Google’s syndication protocol

Maurice says that Google’s new syndication protocol, which I asked about yesterday, is an indication that Google is putting a gate in the wall around its garden to enable queries into its data. That would be good. But what it really should allow is not just queries into but scraping of its data for that data is our data that we put there in services like Google Base. Why do I care about this? So that new services can come along and aggregate distributed posts — classified ads, listings, reviews, whatever — wherever they are on the internet, in blogs, in other still-closed services, or in open blogs. Now that Google is trying to become a repository of our data, that should be open to the world to aggregate and analyze as Google aggregates others’ data. The Golden Rule of the Google Age should be: Scrape unto others as you would have them scrape unto you. I hope that’s what the new syndication protocol does but I’m still not sure.

  • I’ve not really dug deep yet, but I get the impression that anything that you put into GData you can access directly – no need for scraping or search-style queries, it’s available as Atom through simple requests over HTTP (they don’t appear to support APP introspection, but that’s not a showstopper) .

    Whether or not Google decide to follow this path in their other products is another matter, but it looks to me like as far as GData is concerned, the garden has no wall.

  • Andy Freeman

    > I’ve not really dug deep yet, but I get the impression that anything that you put into GData you can access directly – no need for scraping or search-style queries

    Scraping is what search engines do to create their indexes.

    Jarvis is asking if Google will make this data available to Yahoo and the like, not to its owners. (Its owners don’t need access – they can keep a copy of what they upload.)

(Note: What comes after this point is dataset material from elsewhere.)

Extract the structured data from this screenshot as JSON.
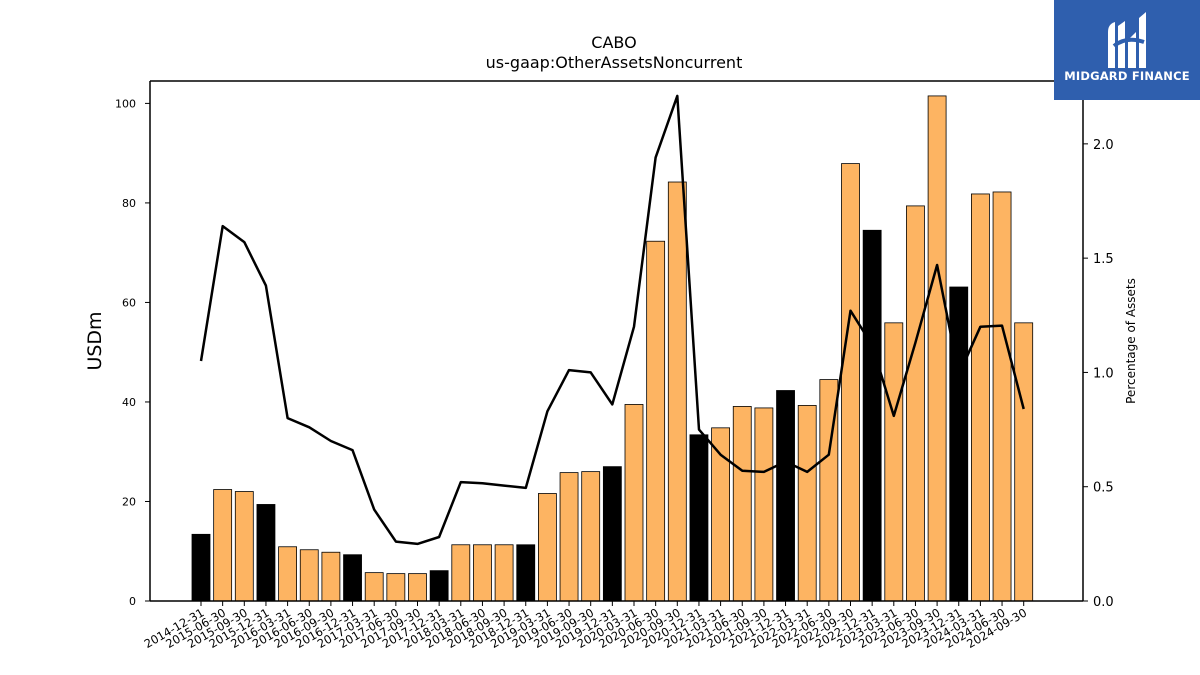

  • I agree that allowing massive scraping would be awesome, but I dont think it’s currently possible with just using GData– It’s something that the underlying service would have to provide.

    It seems that GData communications are only used to interact with a pre-existing feed, which is provided by the underlying service (ex, Google Calendar will provide you with the URL of the feed of your calendar items, which you send gdata requests to).

    The scraping you describe would require an easy way to get a large list of readable feeds. Looking at the calendar API, there doesn’t seem to be a way to do this for Google Calendar feeds.

    This makes sense I think– calendar data is inherently more private than items placed in Base, which is meant to allow public viewing and searching. Perhaps when they add a GData interface to Google Base, the Base service would extend GData to let you get a list of feeds. (Atompub, one of the emerging standards that GData is based on, lets you do this already via it’s introspection features).


  • I think they are moving towards distribution of their data, however they are going to charge for it through their API services. They are trying out pay per transaction API calls through their adwords product, it would not surprise me if they expand their API into other data and charge per ‘token’, right now it is going to be .25 per 1000 tokens.

  • janice

    I agree with Craig about the $$ point.

    It’s be cool though if they put out embed-a-ble feeds. I looked at the microformat local stuff this week — their integration of Yellow Pages, Local & Reviews from across the web. Being able to grab that stuff back to a site in a feed would rock — putting your ad in their page is not the same.

    Hm. It’s like reverse advertising. Take our formatted content and pay for it – and keep the ad dollars on your own site. Syndicatizing.

    In any case, it’ll be interesting to see how it plays out.